Nel caso in cui i dati siano stati trasferiti da un fornitore di servizi sito nel SEE che agisce per conto di un’entità non appartenente allo Spazio Economico Europeo, l’interessato ha la possibilità di presentare anche un reclamo direttamente all’importatore di dati o, se disponibile, ad un organismo di risoluzione delle controversie indipendente; ci si potrà rivolgere anche all’esportatore nel SEE, che dovrà collaborare nella gestione della richiesta con l’importatore dei dati.
Resta ferma la facoltà di avviare un procedimento giudiziario nei confronti delle parti che hanno violato le prescrizioni delle SCC o del GDPR, e di far valere i propri diritti secondo quanto previsto dal Regolamento medesimo.
La sentenza Schrems II
Con riferimento al trasferimento di dati post Schrems II, la clausola 14 dello schema predisposto dalla Commissione richiede alle parti di valutare, prima di concludere gli SCC, se le leggi e le prassi del paese terzo di destinazione applicabili al trattamento dei dati personali da parte dell’importatore di dati potrebbero impedire a quest’ultimo di rispettare le Clausole.
Nell’effettuare questa “valutazione dell’impatto del trasferimento”, le parti dovrebbero tenere conto, in particolare, delle circostanze specifiche del trasferimento e delle leggi e prassi applicabili in tale contesto, al fine di verificare che non eccedano quanto necessario e proporzionato, in una società democratica, per la salvaguardia degli obiettivi di cui all’art. 23 GDPR.
“Per quanto riguarda l’impatto sul rispetto delle SCC”, afferma la Commissione, “le parti possono considerare diversi elementi nell’ambito di una valutazione complessiva (cfr. clausola 14, nota 12): informazioni affidabili sull’applicazione pratica del diritto (come giurisprudenza e segnalazioni di organi di controllo indipendenti), l’esistenza o meno di richieste nello stesso settore e, a condizioni rigorose, l’esperienza pratica documentata dell’esportatore di dati e / o importatore di dati.
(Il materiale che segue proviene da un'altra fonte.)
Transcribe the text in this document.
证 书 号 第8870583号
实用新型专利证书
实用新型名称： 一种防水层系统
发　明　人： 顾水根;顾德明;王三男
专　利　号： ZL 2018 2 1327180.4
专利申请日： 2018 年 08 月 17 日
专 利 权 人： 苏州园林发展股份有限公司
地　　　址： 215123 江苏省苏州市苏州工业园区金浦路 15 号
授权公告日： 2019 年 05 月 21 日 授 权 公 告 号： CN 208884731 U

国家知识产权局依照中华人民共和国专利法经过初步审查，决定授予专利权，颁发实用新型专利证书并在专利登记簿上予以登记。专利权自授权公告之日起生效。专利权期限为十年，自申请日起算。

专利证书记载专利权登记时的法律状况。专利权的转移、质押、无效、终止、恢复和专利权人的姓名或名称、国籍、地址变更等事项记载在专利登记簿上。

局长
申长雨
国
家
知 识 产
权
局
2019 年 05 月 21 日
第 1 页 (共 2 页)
In caso di valutazione negativa, le parti possono trasferire i dati sulla base delle SCC solo se mettono in atto ulteriori salvaguardie (“supplementari”) (ad esempio misure tecniche per garantire la sicurezza dei dati, come ad esempio la crittografia end-to-end) che affrontino la situazione e quindi garantiscano il rispetto delle Clausole. Lo stesso vale se l’esportatore di dati viene successivamente a conoscenza del fatto che l’importatore di dati non è più in grado di rispettare le SCC, anche a seguito di una modifica delle leggi del paese terzo. L’esportatore di dati sarà tenuto a sospendere il trasferimento qualora ritenga che non possano essere assicurate garanzie adeguate, o se così indicato dall’autorità di controllo competente”.
Le SCC dovrebbero, inoltre, essere interpretate alla luce delle linee guida elaborate dal Comitato Europeo per la Protezione dei dati (EDPB) sul tema.